次の進路を決めるためにはどうやら、面接ってものを切り抜けなきゃいけないらしい。これまでそういうことは全部試験で乗り切ってきたから、あんまり勝手が分からない。人間性を見られるんだってよく聞くけど、人間性ってなんのことだろう。すくなくとも、数値化はできないものなんだろうけど。そんなよく分からないもので評価されるってのは、正直、想像するだけで不安。

 

まあでも、そうなってるものはしょうがない。たった数回おしゃべりするだけで候補者の人となりが分かるだなんてそんな簡単な話があるわけないけど、それでもなぜか、面接っていうシステムはずっと生き延びてる。

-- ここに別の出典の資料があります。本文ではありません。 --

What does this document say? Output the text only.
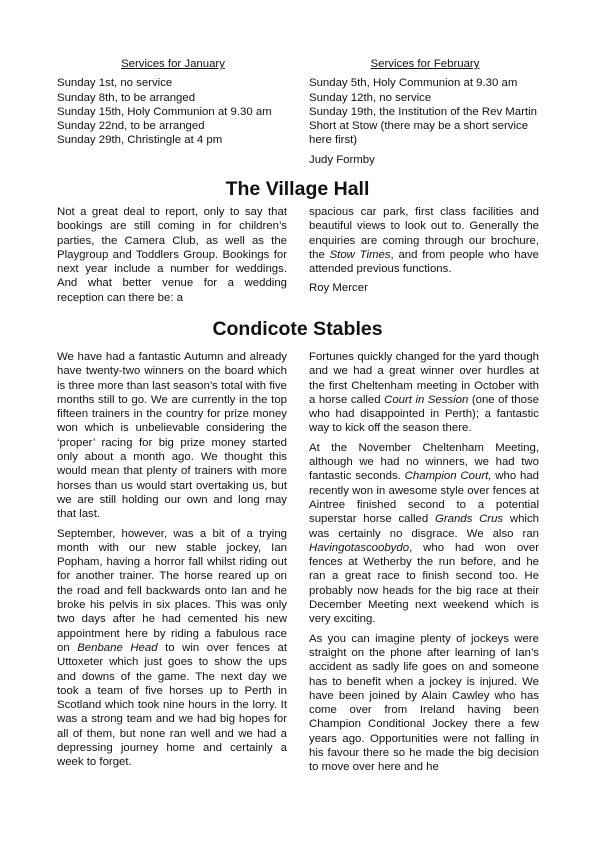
Services for January
Sunday 1st, no service
Sunday 8th, to be arranged
Sunday 15th, Holy Communion at 9.30 am
Sunday 22nd, to be arranged
Sunday 29th, Christingle at 4 pm
Services for February
Sunday 5th, Holy Communion at 9.30 am
Sunday 12th, no service
Sunday 19th, the Institution of the Rev Martin Short at Stow (there may be a short service here first)
Judy Formby
The Village Hall

Not a great deal to report, only to say that bookings are still coming in for children’s parties, the Camera Club, as well as the Playgroup and Toddlers Group. Bookings for next year include a number for weddings. And what better venue for a wedding reception can there be: a

spacious car park, first class facilities and beautiful views to look out to. Generally the enquiries are coming through our brochure, the Stow Times, and from people who have attended previous functions.

Roy Mercer
Condicote Stables

We have had a fantastic Autumn and already have twenty-two winners on the board which is three more than last season’s total with five months still to go. We are currently in the top fifteen trainers in the country for prize money won which is unbelievable considering the ‘proper’ racing for big prize money started only about a month ago. We thought this would mean that plenty of trainers with more horses than us would start overtaking us, but we are still holding our own and long may that last.

September, however, was a bit of a trying month with our new stable jockey, Ian Popham, having a horror fall whilst riding out for another trainer. The horse reared up on the road and fell backwards onto Ian and he broke his pelvis in six places. This was only two days after he had cemented his new appointment here by riding a fabulous race on Benbane Head to win over fences at Uttoxeter which just goes to show the ups and downs of the game. The next day we took a team of five horses up to Perth in Scotland which took nine hours in the lorry. It was a strong team and we had big hopes for all of them, but none ran well and we had a depressing journey home and certainly a week to forget.

Fortunes quickly changed for the yard though and we had a great winner over hurdles at the first Cheltenham meeting in October with a horse called Court in Session (one of those who had disappointed in Perth); a fantastic way to kick off the season there.

At the November Cheltenham Meeting, although we had no winners, we had two fantastic seconds. Champion Court, who had recently won in awesome style over fences at Aintree finished second to a potential superstar horse called Grands Crus which was certainly no disgrace. We also ran Havingotascoobydo, who had won over fences at Wetherby the run before, and he ran a great race to finish second too. He probably now heads for the big race at their December Meeting next weekend which is very exciting.

As you can imagine plenty of jockeys were straight on the phone after learning of Ian’s accident as sadly life goes on and someone has to benefit when a jockey is injured. We have been joined by Alain Cawley who has come over from Ireland having been Champion Conditional Jockey there a few years ago. Opportunities were not falling in his favour there so he made the big decision to move over here and he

生き延びてるんだから、従わなきゃいけない。生き延びるべきシステムだったかどうかにはもちろん疑う余地があるけど、それは候補者が考えることじゃない。

 

というわけで。面接で聞かれることには傾向がある。だから面接に通りたいなら、どんな質問が来るかを予想して、答えを用意しておかなきゃならない。すべての質問に……ってわけにはいかないけど、とりあえず、しゃべることをいくつかは用意しておく。で、その答えを、あたかも自分が本当に思っていることかのように、自信を持って語れるようにしておく。面接のための方便だろうが、語ってしまえばこっちのもんだ。

 

だから面接は意味がないと、昔のわたしは思ってた。だって、そうじゃない。候補者がいくらでも嘘をついてくるなら、どうしてそんなもので人間を判断できるの? 思ってもないことを口にして、それで合格を勝ち取って、いざ入ってみたらぜんぜん違う人間でした。そんなことが、きっといくらでも起こっちゃうんじゃないの?

 

でも。いざ真剣に向き合ってみると、あんまりそんなことはなさそうだった。残念なことに、わたしにとってはあんまり、面接は欠陥システムじゃない。

 

嘘をつくって行為はそれなりにむずかしい。というか、わたしは苦手。自分が信じていることならいくらでも語ってみせられるけど、そうじゃないことだとなかなかうまくできない。いまにもばれるんじゃないか、見透かされるんじゃないかって思って、不安になる。嘘だって堂々と語ってしまえば本当になるはずなのに、なかなかそうできない。つくづく、下手くそだなぁって思う。でもうまくなりたくても、訓練する場もない。

 

だから結局わたしは、正直に語るしかないってことになる。嘘をつく権利があるのに、それを使う能力がないから。これはハンデだけど、わたしのせいだから仕方がない。嘘をつけることだって実力のうちだから。わたしに実力がないのであれば、そこは捨てて勝負するしかないわけだ。

 

となると。わたしみたいな人間を選考するのにあたっては、面接ってのは案外、悪くないシステムなのかもしれない。